IBM today announced a new tool that taps AI to predict when allergy symptoms are likely to flare up. It’s called Allergy Insights with Watson, and it’s available in The Weather Channel app for iOS and Android ahead of a launch on the web.
In addition to a 15-day forecast that predicts allergy symptom risk (e.g., high, moderate, low) and a 3-day outlook for allergens, Allergy Insights delivers notifications when allergy risk is changing and explanations about how weather conditions can trigger symptoms. It also provides pollen levels by allergen (with mold coming soon), tips for managing allergies or reducing exposure, and news articles and editorial content related to allergies.
According to a recent survey conducted by IBM, most allergy sufferers — 60% — use weather forecasts to help manage and mitigate the worst of their symptoms. But pollen metrics like tree, grass, and ragweed levels, which the bulk of apps use to assess risk, aren’t necessarily good predictors, and their sources tend to be spotty.
That’s why IBM scientists trained the model underpinning Allergy Insights on data from IBM MarketScan, a family of anonymized health corpora representing over 100 million patients; location information; and weather attributes like temperature, humidity, rain, wind, and dew point. The geographical data enabled the model to understand what flora is growing nearby and when allergens will be produced, while removing references to the time of year helped reflect changes to the start of allergy season attributable to climate change.
The result? IBM claims Allergy Insights — whose predictions don’t reflect air quality levels — is between 20% to 50% more accurate than algorithms that take into account pollen alone. Moreover, it can predict allergy risk down to the ZIP code.

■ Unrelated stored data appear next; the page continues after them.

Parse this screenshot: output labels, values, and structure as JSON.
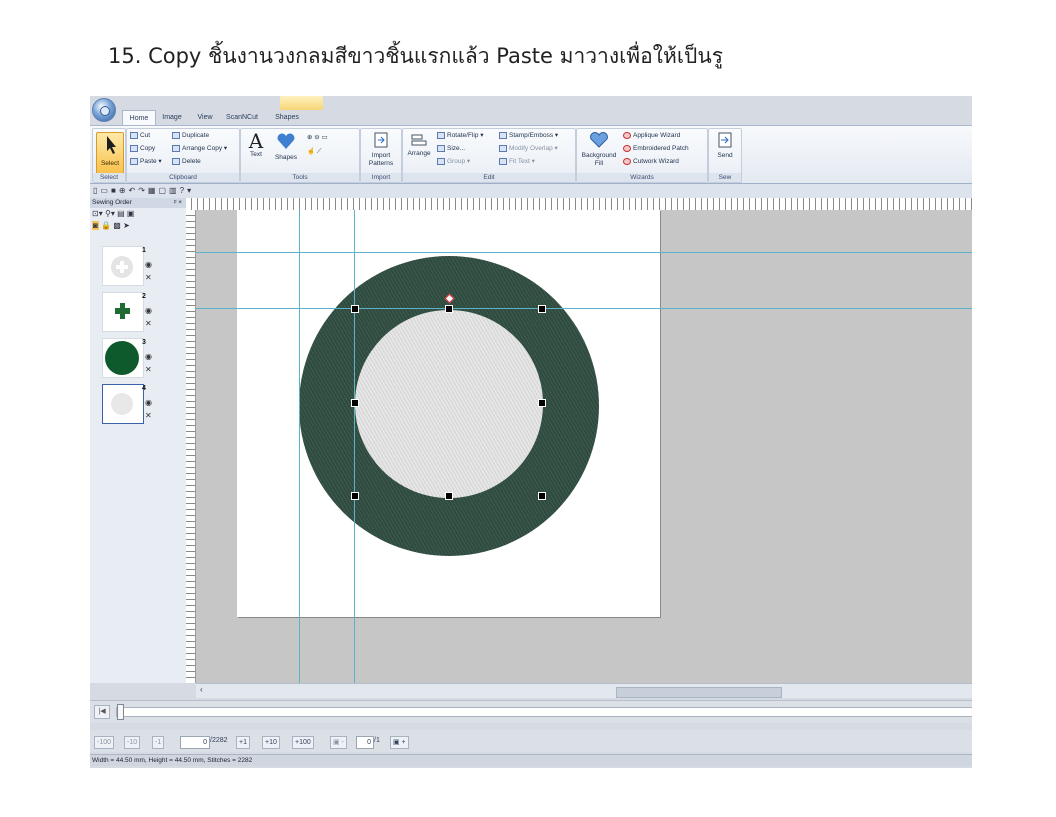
{
  "doc": {
    "title": "15. Copy ชิ้นงานวงกลมสีขาวชิ้นแรกแล้ว Paste  มาวางเพื่อให้เป็นรู"
  },
  "app": {
    "tabs": [
      "Home",
      "Image",
      "View",
      "ScanNCut",
      "Shapes"
    ],
    "active_tab": "Home",
    "groups": {
      "select": {
        "label": "Select",
        "button": "Select"
      },
      "clipboard": {
        "label": "Clipboard",
        "cut": "Cut",
        "copy": "Copy",
        "paste": "Paste",
        "duplicate": "Duplicate",
        "arrange_copy": "Arrange Copy",
        "delete": "Delete"
      },
      "tools": {
        "label": "Tools",
        "text": "Text",
        "shapes": "Shapes"
      },
      "import": {
        "label": "Import",
        "button": "Import Patterns"
      },
      "edit": {
        "label": "Edit",
        "arrange": "Arrange",
        "rotate_flip": "Rotate/Flip",
        "size": "Size...",
        "group": "Group",
        "stamp_emboss": "Stamp/Emboss",
        "modify_overlap": "Modify Overlap",
        "fit_text": "Fit Text"
      },
      "wizards": {
        "label": "Wizards",
        "background_fill": "Background Fill",
        "applique_wizard": "Applique Wizard",
        "embroidered_patch": "Embroidered Patch",
        "cutwork_wizard": "Cutwork Wizard"
      },
      "sew": {
        "label": "Sew",
        "send": "Send"
      }
    },
    "sewing_order": {
      "title": "Sewing Order",
      "pin": "ᵖ ×",
      "items": [
        {
          "number": "1"
        },
        {
          "number": "2"
        },
        {
          "number": "3"
        },
        {
          "number": "4"
        }
      ]
    },
    "stitch_controls": {
      "minus100": "-100",
      "minus10": "-10",
      "minus1": "-1",
      "current": "0",
      "total": "/2282",
      "plus1": "+1",
      "plus10": "+10",
      "plus100": "+100",
      "page_current": "0",
      "page_total": "/1"
    },
    "status": "Width = 44.50 mm, Height = 44.50 mm, Stitches = 2282",
    "colors": {
      "ring": "#2f4a3e",
      "inner": "#e6e6e6",
      "cross": "#1f6b34",
      "circle3": "#0f5a2c",
      "guide": "#5ab3c8"
    }
  }
}
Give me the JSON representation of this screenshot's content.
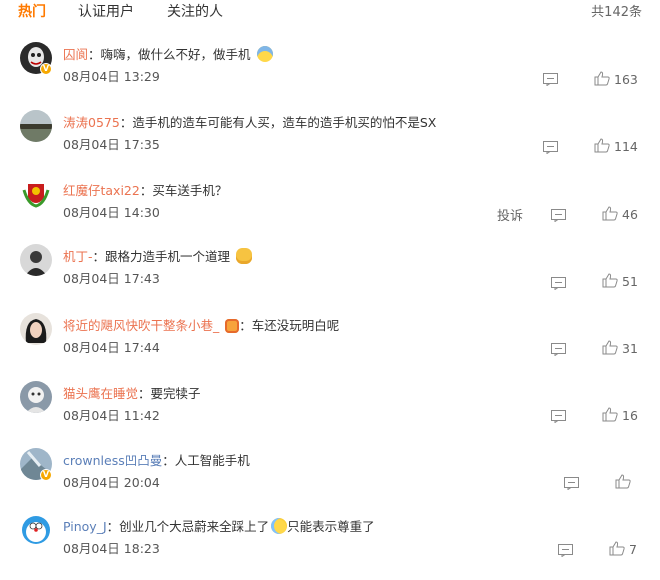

“After extensive research, pollen data and air quality levels were excluded from the predictive model, since they proved unreliable indicators of allergy risk,” said IBM. “While no two allergy sufferers are the same, knowing in advance when symptom risk might change can help anyone plan ahead and take action before symptoms may flare up … The team will continue to review pollen data and include it when it’s more reliable.”
Interestingly, it’s not the first instance of AI being applied to the problem of allergy and pollen prediction. In 2018, Doc.ai, which offers an app that connects health companies and medical researchers with smartphone users, built a model to anticipate allergy risk drawing on user data like BMI and physical activity. Separately, researchers at the University of Texas at Austin designed a device that measures pollen levels from specific locations throughout the day.